I took American Film History After 1990 as a 'fun' class, a way to complete my schedule with something that didn't sound too difficult. The course wasn't super heavy on work, but it was also way more interesting than I anticipated. Professor King is a great lecturer and very knowledgeable about the economic pressures guiding modern film. Lectures focused on the impact of technological advancements and the economics of film industry, though we did also talk about the theory behind pastiche, mumblecore, historical film, etc. Overall, the class was an enlightening look at the industry influences behind trends in contemporary cinema. Professor King clearly loves film - both highbrow and lowbrow - and made every topic interesting, accessible and enjoyable.
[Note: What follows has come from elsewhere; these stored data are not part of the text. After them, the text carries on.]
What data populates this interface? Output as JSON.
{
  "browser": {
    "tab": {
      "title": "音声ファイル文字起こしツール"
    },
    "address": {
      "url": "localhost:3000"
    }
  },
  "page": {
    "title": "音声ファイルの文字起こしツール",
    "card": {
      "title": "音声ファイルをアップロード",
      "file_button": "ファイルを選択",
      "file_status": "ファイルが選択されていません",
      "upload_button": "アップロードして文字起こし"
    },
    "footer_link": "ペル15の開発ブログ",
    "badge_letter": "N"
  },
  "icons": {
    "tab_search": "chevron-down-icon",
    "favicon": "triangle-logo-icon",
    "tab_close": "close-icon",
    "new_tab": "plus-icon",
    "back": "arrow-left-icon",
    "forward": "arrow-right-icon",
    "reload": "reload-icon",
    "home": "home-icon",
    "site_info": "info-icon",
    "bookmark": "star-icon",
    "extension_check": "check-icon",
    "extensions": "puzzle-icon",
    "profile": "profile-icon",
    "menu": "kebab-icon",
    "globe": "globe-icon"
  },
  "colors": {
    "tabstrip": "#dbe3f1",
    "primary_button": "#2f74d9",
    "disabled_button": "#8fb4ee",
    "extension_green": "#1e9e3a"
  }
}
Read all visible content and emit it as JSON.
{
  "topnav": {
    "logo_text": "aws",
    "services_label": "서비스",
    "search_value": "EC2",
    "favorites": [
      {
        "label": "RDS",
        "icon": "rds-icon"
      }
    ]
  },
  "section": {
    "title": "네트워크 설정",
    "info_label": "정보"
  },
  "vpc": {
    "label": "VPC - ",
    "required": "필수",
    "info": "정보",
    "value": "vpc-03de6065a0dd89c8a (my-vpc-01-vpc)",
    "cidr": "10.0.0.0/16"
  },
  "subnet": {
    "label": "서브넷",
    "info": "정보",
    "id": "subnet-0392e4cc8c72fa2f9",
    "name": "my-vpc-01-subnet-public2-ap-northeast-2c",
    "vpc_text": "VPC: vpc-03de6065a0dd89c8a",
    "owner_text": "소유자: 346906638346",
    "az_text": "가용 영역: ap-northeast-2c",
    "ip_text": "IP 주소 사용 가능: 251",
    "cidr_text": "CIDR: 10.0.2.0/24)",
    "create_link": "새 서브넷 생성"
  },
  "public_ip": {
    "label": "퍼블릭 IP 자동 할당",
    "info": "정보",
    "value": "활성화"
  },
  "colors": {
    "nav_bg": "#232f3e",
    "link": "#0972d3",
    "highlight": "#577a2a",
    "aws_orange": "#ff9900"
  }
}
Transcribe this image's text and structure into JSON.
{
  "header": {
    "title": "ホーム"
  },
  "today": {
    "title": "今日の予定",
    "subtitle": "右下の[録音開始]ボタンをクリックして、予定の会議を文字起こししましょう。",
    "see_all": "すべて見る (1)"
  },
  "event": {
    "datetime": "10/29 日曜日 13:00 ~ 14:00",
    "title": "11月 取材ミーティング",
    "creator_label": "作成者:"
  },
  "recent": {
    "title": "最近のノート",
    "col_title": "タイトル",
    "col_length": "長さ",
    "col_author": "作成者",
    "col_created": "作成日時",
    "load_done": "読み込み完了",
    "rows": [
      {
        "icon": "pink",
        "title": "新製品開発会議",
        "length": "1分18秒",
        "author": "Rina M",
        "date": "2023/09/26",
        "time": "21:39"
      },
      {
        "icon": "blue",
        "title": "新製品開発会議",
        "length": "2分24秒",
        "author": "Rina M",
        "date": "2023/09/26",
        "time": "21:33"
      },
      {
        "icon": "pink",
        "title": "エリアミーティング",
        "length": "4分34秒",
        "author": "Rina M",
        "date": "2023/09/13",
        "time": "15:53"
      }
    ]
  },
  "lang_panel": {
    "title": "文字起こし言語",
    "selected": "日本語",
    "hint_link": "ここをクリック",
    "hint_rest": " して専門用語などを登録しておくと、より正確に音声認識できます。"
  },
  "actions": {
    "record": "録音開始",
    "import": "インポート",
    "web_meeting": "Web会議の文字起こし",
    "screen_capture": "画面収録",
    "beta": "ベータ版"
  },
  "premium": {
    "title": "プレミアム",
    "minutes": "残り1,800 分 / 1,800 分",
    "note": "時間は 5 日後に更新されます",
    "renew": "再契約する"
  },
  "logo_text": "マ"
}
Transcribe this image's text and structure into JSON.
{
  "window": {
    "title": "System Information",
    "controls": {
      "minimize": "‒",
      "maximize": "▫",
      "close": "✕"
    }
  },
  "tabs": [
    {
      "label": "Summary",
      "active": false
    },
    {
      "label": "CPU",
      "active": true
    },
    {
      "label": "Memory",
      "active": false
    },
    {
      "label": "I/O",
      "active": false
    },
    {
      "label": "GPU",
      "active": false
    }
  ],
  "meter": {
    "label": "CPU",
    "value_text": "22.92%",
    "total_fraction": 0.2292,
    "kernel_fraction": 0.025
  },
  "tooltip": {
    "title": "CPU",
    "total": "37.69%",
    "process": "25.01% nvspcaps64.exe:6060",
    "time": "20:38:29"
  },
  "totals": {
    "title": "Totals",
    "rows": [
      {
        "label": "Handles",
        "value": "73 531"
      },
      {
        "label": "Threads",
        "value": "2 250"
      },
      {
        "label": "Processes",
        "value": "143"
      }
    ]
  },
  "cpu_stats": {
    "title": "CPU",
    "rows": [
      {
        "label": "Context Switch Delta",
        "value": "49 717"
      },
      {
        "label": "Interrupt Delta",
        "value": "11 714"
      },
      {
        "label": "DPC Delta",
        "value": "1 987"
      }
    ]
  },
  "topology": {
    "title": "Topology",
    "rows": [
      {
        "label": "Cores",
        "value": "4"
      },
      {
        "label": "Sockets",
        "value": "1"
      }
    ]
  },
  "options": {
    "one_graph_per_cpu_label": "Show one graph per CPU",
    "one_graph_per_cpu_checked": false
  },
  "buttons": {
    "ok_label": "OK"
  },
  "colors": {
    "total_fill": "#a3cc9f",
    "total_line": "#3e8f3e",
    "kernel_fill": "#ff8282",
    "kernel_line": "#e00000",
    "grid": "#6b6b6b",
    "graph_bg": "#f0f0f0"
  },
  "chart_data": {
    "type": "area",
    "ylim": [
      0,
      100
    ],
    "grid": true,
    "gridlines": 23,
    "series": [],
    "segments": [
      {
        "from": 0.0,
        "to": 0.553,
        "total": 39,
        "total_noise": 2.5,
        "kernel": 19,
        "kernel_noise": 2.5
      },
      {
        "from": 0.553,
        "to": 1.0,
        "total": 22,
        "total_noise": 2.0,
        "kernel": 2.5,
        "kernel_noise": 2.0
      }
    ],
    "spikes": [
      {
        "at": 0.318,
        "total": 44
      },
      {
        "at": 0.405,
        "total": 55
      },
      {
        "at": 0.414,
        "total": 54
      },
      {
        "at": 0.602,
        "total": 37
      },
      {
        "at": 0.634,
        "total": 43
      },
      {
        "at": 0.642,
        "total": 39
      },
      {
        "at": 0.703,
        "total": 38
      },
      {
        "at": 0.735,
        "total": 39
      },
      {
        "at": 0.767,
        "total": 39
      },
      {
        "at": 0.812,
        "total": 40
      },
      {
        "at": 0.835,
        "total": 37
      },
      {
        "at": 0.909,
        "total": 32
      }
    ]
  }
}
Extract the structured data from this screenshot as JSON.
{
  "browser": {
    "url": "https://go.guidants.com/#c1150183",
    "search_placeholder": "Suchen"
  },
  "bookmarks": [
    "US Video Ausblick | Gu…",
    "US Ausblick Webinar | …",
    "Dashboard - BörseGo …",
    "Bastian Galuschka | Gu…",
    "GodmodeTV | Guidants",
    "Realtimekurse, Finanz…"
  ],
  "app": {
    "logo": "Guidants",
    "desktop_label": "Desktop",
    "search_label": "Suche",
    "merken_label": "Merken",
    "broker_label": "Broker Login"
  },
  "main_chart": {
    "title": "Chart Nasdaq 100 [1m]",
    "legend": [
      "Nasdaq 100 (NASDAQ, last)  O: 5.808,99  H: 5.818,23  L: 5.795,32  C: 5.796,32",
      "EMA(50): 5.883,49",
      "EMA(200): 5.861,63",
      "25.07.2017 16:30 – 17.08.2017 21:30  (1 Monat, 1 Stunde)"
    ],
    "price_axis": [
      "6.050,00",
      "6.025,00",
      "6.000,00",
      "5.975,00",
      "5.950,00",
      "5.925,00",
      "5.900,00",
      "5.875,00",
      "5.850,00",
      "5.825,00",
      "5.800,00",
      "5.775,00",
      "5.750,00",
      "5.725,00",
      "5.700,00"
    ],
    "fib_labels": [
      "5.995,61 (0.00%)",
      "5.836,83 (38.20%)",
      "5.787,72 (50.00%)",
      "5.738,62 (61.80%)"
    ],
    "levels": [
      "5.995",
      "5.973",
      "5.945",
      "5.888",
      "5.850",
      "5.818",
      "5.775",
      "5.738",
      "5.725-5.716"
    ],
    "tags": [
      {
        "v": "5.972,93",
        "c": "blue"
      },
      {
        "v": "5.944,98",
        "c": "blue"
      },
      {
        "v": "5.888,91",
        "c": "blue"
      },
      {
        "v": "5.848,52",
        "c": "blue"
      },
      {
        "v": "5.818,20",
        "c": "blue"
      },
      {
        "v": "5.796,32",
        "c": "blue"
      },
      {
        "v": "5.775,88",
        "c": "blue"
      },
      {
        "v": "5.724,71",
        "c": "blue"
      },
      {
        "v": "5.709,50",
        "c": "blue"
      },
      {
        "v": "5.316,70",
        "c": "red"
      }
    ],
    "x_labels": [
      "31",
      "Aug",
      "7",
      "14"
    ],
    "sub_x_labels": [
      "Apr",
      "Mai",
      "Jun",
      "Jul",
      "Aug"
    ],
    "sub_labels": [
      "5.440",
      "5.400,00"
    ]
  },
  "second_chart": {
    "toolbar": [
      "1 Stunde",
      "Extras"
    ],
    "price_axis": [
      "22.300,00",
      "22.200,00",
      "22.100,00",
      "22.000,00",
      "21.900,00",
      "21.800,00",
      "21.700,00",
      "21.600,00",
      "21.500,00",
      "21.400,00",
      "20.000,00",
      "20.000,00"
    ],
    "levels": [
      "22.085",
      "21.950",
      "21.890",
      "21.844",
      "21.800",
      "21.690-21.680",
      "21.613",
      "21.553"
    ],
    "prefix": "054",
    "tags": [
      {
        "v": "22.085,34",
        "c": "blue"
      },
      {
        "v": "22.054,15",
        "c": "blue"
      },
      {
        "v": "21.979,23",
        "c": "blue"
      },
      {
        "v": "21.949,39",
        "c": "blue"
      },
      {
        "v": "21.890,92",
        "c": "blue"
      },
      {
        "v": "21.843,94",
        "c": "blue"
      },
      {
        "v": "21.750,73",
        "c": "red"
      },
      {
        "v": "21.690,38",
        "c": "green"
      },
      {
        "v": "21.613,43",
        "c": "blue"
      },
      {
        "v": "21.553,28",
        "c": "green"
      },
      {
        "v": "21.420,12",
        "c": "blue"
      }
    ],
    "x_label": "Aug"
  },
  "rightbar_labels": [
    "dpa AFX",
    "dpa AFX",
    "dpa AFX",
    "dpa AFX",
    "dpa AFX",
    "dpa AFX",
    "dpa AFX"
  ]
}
Also, we got to watch Jurassic Park in class.
I found Professor King's class to be a really painless way to get the introductory film course over with. He is definitely very knowledgeable about film history and theory and makes the lecture as engaging/entertaining as he can, considering the class itself is nearly 4 hours long. My main complaint about the class is obviously the length, but with film classes that's something you have to deal with. Overall I would highly recommend taking the intro course with him if he teaches it again (I'm pretty sure this is his first time teaching it at Columbia at least).